Le gouvernement de Pauline Marois amorce un processus de consultation qui conduira à l’adoption en 2014 d’une nouvelle politique énergétique pour le Québec. Le but est moins de définir des objectifs, car ils sont déjà arrêtés pour l’essentiel, que de rechercher l’appui des Québécois à une politique qui concilie préoccupations environnementales et économiques.

 

Le Parti québécois avait promis d’adopter une telle politique au cours des 12 premiers mois de son mandat. Alors que s’achève sa première année, il se donne quelques mois supplémentaires pour y arriver. En cette matière, comme en bien d’autres, il avait sous-évalué la complexité du processus gouvernemental de décision. On ne le lui reprochera pas. La précipitation est la pire des approches.


En apparence, les Québécois partagent l’objectif premier de la politique énergétique proposée, qui est la réduction des gaz à effet de serre. Ils sont parmi les Canadiens les plus préoccupés par le réchauffement climatique et les plus enclins à appuyer les cibles fixées par le protocole de Kyoto. En réalité, leurs comportements ne correspondent pas toujours aux convictions qu’ils affichent. Ils sont parmi les consommateurs d’énergie les plus avides au monde, avalant cinq tonnes d’équivalent pétrole par année en moyenne par personne. Ils sont partagés quand il s’agit de sacrifier leur bien-être économique à la protection de l’environnement. Certains voudraient exploiter les réserves d’hydrocarbures découvertes à Anticosti et dans le golfe Saint-Laurent, alors que d’autres souhaitent les y laisser pour le bien de la planète.


Le gouvernement Marois n’est pas différent à cet égard de l’ensemble de la société québécoise. Au cours de cette première année, on a vu s’affronter publiquement les « verts » et les « économiques » au sein du cabinet. Souvent, la première ministre a dû trancher, faisant valoir l’argument de nécessité économique, comme dans le cas du projet d’inversion du flux du pipeline Sarnia-Montréal pour permettre le raffinage au Québec du pétrole bitumineux d’Alberta.


Avant de lancer la consultation sur sa politique énergétique, le gouvernement Marois se devait de réaliser ses propres consensus et définir ses objectifs pour orienter le débat. Pour réduire les GES, il misera sur l’électrification des transports, l’efficacité énergétique et la production d’énergies renouvelables, sans pour autant mettre au ban le pétrole. Pour assurer la sécurité des approvisionnements énergétiques, et pour y trouver des revenus qui enrichiront collectivement les Québécois, il confirme sa volonté de permettre l’exploration et l’exploitation responsable des hydrocarbures sur le territoire québécois.

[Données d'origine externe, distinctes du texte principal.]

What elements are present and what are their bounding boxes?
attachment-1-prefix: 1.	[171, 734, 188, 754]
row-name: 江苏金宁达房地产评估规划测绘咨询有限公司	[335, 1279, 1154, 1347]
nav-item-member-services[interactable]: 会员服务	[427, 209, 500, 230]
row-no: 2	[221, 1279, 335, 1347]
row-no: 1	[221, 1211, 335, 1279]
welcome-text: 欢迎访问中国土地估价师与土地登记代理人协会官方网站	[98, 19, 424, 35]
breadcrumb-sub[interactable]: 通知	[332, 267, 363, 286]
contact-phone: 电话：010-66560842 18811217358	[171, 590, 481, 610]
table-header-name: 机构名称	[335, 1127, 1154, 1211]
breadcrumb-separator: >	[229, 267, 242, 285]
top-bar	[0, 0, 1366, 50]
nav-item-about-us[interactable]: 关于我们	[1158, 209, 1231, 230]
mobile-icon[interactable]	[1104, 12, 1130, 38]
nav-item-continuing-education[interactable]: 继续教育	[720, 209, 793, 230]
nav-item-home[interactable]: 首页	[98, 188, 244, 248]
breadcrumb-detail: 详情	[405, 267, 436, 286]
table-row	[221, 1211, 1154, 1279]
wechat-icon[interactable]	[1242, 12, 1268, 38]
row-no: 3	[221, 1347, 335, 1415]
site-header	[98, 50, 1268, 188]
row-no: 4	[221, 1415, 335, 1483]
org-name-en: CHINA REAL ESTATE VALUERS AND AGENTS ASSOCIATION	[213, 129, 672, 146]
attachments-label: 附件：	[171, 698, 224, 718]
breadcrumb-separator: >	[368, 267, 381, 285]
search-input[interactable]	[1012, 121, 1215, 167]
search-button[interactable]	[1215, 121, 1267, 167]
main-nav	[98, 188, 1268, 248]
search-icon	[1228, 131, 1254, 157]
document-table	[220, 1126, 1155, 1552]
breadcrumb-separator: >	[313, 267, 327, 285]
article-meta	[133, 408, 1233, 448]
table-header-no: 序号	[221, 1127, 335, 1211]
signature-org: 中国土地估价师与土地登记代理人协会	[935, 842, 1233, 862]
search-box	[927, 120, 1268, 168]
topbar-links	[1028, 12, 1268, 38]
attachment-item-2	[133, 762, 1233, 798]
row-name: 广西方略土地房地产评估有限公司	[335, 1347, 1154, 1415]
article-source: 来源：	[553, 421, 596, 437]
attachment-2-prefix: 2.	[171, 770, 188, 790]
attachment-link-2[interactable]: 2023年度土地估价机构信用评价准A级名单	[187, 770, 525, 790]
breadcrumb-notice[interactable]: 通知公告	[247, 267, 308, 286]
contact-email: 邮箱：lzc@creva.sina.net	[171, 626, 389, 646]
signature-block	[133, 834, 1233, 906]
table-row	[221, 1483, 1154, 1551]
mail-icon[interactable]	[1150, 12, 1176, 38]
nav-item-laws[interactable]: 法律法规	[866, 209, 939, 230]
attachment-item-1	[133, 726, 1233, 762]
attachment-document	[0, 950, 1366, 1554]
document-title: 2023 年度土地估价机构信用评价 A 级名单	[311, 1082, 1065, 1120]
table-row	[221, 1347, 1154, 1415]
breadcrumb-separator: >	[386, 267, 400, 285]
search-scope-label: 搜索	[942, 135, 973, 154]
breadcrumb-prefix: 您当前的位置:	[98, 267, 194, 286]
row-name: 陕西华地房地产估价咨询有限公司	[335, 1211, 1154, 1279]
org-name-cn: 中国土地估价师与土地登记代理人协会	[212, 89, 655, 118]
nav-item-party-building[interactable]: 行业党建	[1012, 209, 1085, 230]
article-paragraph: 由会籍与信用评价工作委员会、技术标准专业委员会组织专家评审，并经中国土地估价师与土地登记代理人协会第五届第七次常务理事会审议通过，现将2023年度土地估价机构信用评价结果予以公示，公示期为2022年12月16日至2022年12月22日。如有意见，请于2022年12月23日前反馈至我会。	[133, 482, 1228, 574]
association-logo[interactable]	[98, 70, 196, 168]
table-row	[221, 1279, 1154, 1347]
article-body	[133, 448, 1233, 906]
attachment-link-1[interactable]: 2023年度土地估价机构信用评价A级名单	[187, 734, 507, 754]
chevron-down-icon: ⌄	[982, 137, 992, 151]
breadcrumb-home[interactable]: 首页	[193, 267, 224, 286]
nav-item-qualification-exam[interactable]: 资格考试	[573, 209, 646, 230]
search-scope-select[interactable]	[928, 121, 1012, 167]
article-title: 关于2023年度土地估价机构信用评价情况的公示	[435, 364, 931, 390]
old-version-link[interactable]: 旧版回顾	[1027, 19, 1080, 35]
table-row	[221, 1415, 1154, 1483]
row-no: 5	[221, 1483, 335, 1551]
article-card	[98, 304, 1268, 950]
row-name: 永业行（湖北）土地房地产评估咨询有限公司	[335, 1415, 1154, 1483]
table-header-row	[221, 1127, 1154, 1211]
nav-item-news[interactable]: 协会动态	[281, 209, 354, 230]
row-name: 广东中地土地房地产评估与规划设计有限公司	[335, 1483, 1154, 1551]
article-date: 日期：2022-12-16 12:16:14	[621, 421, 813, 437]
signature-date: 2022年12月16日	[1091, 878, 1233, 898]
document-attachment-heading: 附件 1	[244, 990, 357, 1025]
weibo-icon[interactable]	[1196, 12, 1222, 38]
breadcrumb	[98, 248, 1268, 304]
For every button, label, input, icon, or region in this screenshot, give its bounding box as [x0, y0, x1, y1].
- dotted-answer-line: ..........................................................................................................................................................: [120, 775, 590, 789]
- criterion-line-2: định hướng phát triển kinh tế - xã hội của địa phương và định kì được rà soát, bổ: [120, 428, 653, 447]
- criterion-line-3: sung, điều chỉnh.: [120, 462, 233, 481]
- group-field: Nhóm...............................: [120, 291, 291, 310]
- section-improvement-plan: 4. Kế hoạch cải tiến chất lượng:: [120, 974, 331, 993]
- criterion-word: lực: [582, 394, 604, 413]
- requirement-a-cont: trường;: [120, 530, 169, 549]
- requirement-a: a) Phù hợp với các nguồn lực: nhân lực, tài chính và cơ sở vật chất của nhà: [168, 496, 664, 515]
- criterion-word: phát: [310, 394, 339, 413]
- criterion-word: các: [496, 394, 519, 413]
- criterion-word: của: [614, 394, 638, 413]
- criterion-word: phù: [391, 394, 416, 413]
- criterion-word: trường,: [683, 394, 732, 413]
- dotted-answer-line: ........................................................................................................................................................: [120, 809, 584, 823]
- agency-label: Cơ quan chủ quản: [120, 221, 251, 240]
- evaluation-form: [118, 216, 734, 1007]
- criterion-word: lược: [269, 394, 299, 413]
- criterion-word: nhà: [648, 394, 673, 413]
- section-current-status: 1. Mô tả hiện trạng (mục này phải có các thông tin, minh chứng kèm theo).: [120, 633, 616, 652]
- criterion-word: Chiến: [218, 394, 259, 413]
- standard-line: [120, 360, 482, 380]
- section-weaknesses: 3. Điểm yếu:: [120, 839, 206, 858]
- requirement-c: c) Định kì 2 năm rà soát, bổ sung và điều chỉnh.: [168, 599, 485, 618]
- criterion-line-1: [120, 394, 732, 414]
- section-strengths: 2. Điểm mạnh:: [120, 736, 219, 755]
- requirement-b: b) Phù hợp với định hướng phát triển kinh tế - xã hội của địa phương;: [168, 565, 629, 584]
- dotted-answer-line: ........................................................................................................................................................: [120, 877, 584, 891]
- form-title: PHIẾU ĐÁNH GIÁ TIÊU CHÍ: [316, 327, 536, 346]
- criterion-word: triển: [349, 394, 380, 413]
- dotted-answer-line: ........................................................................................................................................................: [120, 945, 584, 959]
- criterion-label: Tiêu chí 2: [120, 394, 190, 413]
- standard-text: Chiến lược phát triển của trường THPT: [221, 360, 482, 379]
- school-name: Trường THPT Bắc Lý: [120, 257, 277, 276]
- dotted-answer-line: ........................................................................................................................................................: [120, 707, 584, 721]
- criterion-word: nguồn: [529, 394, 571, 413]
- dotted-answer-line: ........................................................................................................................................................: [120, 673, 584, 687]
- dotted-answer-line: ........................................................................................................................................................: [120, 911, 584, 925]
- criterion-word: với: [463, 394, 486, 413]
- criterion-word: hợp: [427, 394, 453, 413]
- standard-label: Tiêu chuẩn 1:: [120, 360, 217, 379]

On verra là une contradiction entre cette mesure et l’objectif de réduction des GES. Les groupes environnementaux la relèveront, puisque l’exploitation du pétrole produira des GES. Ils auront raison sous l’angle d’une préoccupation strictement environnementale, mais il faut aussi prendre en compte la nécessité économique, ce que ne peut ignorer un gouvernement.


Pour convaincre de sa bonne volonté environnementale, le gouvernement se donne des objectifs plus qu’ambitieux en matière de lutte contre les GES. Il entend réduire leurs émissions de 25 % sous le niveau de 1990 d’ici à 2020. Quand on sait que le gouvernement précédent s’était fixé de les réduire de 6 % à la fin de 2012 et n’a obtenu qu’une réduction de 2 %, on ne peut qu’être dubitatif. Encore plus quand on assure qu’on ne dérogera pas de cette cible peu importe ce qui arrivera en matière d’exploitation du pétrole. Il y a là un peu de poudre aux yeux électoraliste, alors que l’exercice qui s’engage devrait consister à regarder froidement les enjeux auxquels le Québec est confronté, aussi bien au plan environnemental qu’économique.